De nombreuses évaluations ont démontré que la complexité, l’internationalisation des opérations et les difficultés rencontrées dans le management de projets constituent de sérieux défis qui sont à l’origine de nombreux échecs coûteux aboutissant souvent à l’abandon pur et simple de certains projets et programmes en Afrique.

En somme il s’agit de goulots d’étranglement sources de véritables freins à l’émergence.

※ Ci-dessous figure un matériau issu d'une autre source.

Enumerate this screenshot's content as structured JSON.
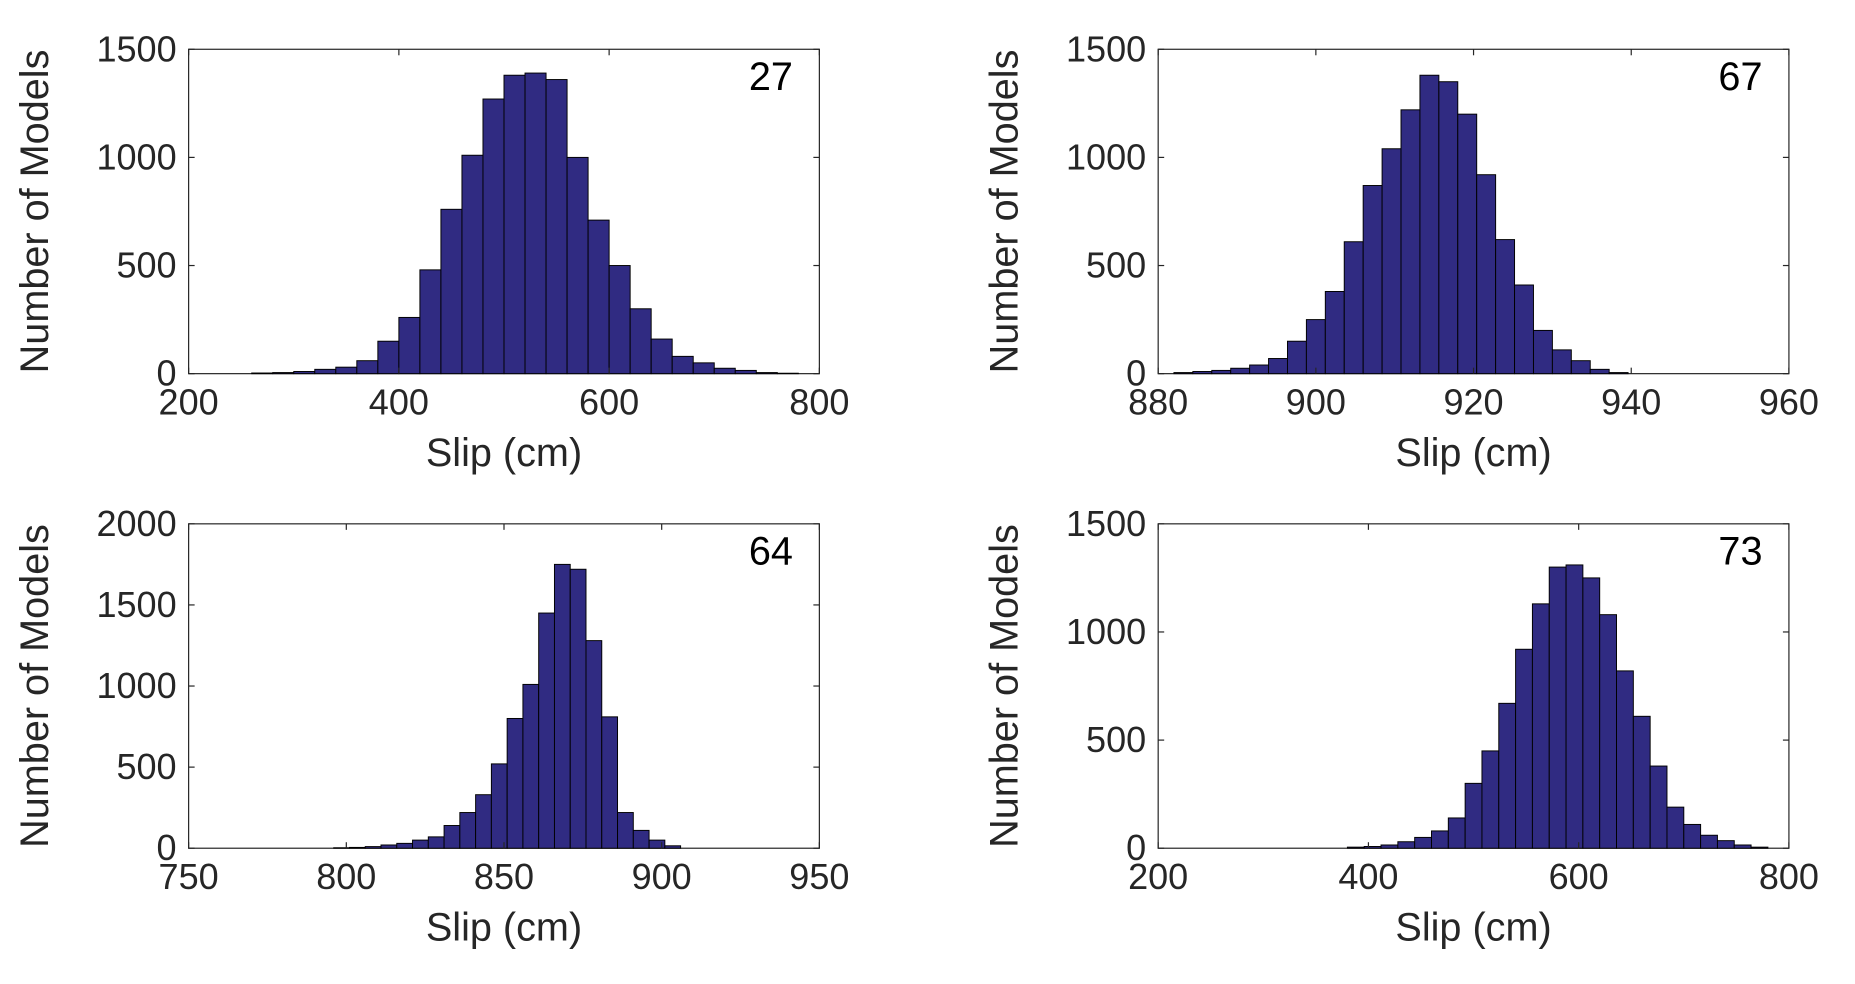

La gestion efficace des risques est essentielle à la réussite de tout projet et son importance s'est accrue au fur et à mesure que les projets deviennent de plus en plus complexes, l'environnement des affaires à la fois dynamique et turbulent. C’est pourquoi, un management efficace des risques et une bonne prise en compte des facteurs socioculturels, de communication etc., durant les phases de conception des projets sont devenus, de nos jours une exigence majeure.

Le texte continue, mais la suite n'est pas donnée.